In un orizzonte di medio termine i non fungible token (NFT) e la realtà aumentata potranno essere il tassello di partenza che se usati intelligentemente potranno poi trovare il completamente del loro potenziale nel metaverso del futuro (qua però l’orizzonte è decisamente più lungo, anche per una questione di adeguatezza dei device, disponibilità di banda ultralarga e disponibilità di potenza di calcolo).

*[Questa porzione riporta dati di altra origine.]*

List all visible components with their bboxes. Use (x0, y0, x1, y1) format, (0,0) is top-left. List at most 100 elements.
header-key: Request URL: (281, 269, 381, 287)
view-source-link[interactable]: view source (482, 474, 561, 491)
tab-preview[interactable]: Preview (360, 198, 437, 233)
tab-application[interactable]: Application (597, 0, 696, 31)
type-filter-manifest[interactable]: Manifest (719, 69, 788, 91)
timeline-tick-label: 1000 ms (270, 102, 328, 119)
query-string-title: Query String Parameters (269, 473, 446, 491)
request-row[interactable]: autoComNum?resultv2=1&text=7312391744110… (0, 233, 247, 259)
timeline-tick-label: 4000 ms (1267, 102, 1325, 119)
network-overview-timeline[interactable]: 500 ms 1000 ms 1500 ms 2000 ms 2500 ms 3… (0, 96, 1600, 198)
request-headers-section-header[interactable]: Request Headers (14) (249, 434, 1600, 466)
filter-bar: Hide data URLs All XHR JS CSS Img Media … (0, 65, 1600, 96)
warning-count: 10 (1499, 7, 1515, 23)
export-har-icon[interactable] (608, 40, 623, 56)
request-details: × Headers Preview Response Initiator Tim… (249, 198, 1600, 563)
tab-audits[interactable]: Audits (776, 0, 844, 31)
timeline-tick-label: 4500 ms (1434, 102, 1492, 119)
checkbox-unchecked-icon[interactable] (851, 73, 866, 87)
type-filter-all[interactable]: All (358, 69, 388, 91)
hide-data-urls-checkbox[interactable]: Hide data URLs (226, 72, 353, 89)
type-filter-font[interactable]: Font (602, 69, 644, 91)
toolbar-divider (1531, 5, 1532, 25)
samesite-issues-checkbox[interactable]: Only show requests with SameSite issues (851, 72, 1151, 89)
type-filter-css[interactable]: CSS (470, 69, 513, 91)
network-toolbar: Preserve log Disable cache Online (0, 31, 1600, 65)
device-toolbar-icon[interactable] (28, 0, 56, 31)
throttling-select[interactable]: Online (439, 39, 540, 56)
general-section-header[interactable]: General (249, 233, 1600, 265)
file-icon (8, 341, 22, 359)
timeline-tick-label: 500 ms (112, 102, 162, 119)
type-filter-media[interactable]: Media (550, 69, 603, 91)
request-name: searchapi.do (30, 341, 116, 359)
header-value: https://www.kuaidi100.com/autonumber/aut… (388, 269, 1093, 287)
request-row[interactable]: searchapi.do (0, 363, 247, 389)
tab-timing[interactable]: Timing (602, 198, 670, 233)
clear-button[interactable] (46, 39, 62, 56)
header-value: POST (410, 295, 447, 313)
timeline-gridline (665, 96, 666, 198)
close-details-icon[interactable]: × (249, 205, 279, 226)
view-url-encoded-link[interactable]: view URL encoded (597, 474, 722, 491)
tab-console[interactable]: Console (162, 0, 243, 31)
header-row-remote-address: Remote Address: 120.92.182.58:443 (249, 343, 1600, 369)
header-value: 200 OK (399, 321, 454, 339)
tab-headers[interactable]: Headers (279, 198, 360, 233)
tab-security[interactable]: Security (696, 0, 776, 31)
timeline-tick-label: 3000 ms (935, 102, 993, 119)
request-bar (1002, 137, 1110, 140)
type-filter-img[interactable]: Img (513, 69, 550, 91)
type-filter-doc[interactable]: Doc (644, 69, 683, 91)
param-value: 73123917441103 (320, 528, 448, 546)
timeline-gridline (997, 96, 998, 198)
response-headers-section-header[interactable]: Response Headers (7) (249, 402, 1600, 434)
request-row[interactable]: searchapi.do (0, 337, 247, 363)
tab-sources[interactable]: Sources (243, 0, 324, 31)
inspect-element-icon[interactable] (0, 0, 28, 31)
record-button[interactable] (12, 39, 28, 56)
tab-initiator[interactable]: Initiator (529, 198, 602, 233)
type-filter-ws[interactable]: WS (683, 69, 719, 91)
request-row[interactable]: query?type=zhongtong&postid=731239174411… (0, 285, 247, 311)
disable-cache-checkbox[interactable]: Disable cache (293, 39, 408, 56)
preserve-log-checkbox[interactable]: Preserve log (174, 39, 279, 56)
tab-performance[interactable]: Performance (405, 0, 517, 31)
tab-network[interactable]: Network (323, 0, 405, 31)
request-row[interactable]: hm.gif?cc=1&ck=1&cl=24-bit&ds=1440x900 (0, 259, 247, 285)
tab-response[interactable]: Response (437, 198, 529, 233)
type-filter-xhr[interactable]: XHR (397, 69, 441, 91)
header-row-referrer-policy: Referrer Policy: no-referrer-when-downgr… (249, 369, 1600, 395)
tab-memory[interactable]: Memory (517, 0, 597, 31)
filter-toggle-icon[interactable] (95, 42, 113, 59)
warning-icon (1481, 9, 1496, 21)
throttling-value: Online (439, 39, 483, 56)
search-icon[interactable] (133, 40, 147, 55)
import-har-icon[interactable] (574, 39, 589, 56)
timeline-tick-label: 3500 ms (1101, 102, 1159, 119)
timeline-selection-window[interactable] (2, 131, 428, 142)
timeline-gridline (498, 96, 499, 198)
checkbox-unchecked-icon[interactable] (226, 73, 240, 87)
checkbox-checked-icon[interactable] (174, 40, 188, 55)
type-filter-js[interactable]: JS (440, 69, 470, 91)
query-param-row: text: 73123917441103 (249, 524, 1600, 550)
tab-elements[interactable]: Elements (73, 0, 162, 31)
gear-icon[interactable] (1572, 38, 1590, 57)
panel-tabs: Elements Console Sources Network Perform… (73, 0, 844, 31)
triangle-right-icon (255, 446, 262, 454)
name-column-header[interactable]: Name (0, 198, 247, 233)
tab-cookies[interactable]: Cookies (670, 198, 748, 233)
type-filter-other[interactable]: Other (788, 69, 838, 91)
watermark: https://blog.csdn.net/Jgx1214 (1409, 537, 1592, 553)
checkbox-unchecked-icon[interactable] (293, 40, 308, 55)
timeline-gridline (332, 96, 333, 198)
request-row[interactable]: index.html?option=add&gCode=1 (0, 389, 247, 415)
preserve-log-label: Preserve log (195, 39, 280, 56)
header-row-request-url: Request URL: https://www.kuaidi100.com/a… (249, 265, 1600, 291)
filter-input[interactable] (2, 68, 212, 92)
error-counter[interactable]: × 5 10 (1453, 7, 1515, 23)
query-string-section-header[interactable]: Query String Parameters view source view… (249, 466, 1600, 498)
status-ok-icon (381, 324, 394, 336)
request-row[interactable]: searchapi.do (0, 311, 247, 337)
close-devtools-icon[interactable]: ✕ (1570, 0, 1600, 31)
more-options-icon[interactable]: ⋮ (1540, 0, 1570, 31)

Tralasciando gli aspetti squisitamente tecnologici, gli NFT sono degli oggetti virtuali unici o in tiratura limitata, teoricamente scambiabili in modo sicuro. Al momento le applicazioni sono ancora abbastanza primitive tutto sommato, una versione aggiornata delle figurine Panini. Ma sviluppi futuri potranno consentire di applicare la tecnologia ad esempio ai biglietti degli eventi sportivi: in questo modo i biglietti diventerebbero oggetti che potrebbero contemporaneamente essere oggetto di collezionismo virtuale, essere scambiati in un ambiente sicuro, e dare accesso ad esperienze/servizi personalizzati, sia nel mondo reale che nel mondo virtuale. Ad esempio tutta l’ospitalità VIP potrebbe beneficiare di un supporto di questo genere, dare accesso a materiale pensato esclusivamente per i possessori di biglietti premium e generare un’aura di esclusività ai possessori di tali ticket digitali, garantendo al contempo piena sicurezza e autenticità agli utilizzatori finali. In un certo senso si tratterebbe di applicare principi di marketing arcinoti, avvalendosi di supporti innovativi. Il tema di generare valore aggiunta per i fortunati che assistono ad eventi live è particolarmente sentito. Parecchi eventi, sia a livello Slam che master 1000 ma anche Master 500 registrano problemi di spazio disponibile. Ormai le sessioni più prestigiose degli eventi principali vanno regolarmente sold out e l’unica strada per aumentare i ricavi è quella di aumentare il prezzo dei biglietti (che però a giudizio di chi scrive sono ormai arrivati sulla frontiera del prezzo marginale…basti vedere l’aumento dei prezzi dei biglietti per le Finals, fra Londra e Torino). E quindi inventarsi qualcosa per andare nella direzione dei cosidetti “smart venues” ormai diventa fondamentale; tale visione è abbracciata anche dalla USTA: in un recente intervento ad un simposio on-line Stacey Allaster – Chief Executive Professional Tennis USTA, ha raccontato come uno dei problemi agli US Open sia quello di trovare nuove strade per aumentare l’engagement sia di chi sta sul luogo dell’evento che per gli utenti off site:
- Per chi sta in presenza, esperienze di fan zone più immersive nel torneo e opportunità di connessione fra utenti per chi si trova on site,
- Per chi sta a casa espansione dei cosiddetti touch-point (letteramente opportunità di contatto) aumentando i canali di interazione. Inoltre l’idea è quella di dare più dati a disposizione per una comprensione dell’evento più immersiva, anche facendo ricorso ed esperimenti di realtà aumentata
Infine nel lungo termine quando i vari ostacoli saranno superati, si potrà pensare ad esperienze realmente immersive, nelle quali gli stessi confini fra on site e off site vadano a diluirsi, ma di questo ne potremo probabilmente riparlare fra qualche anno.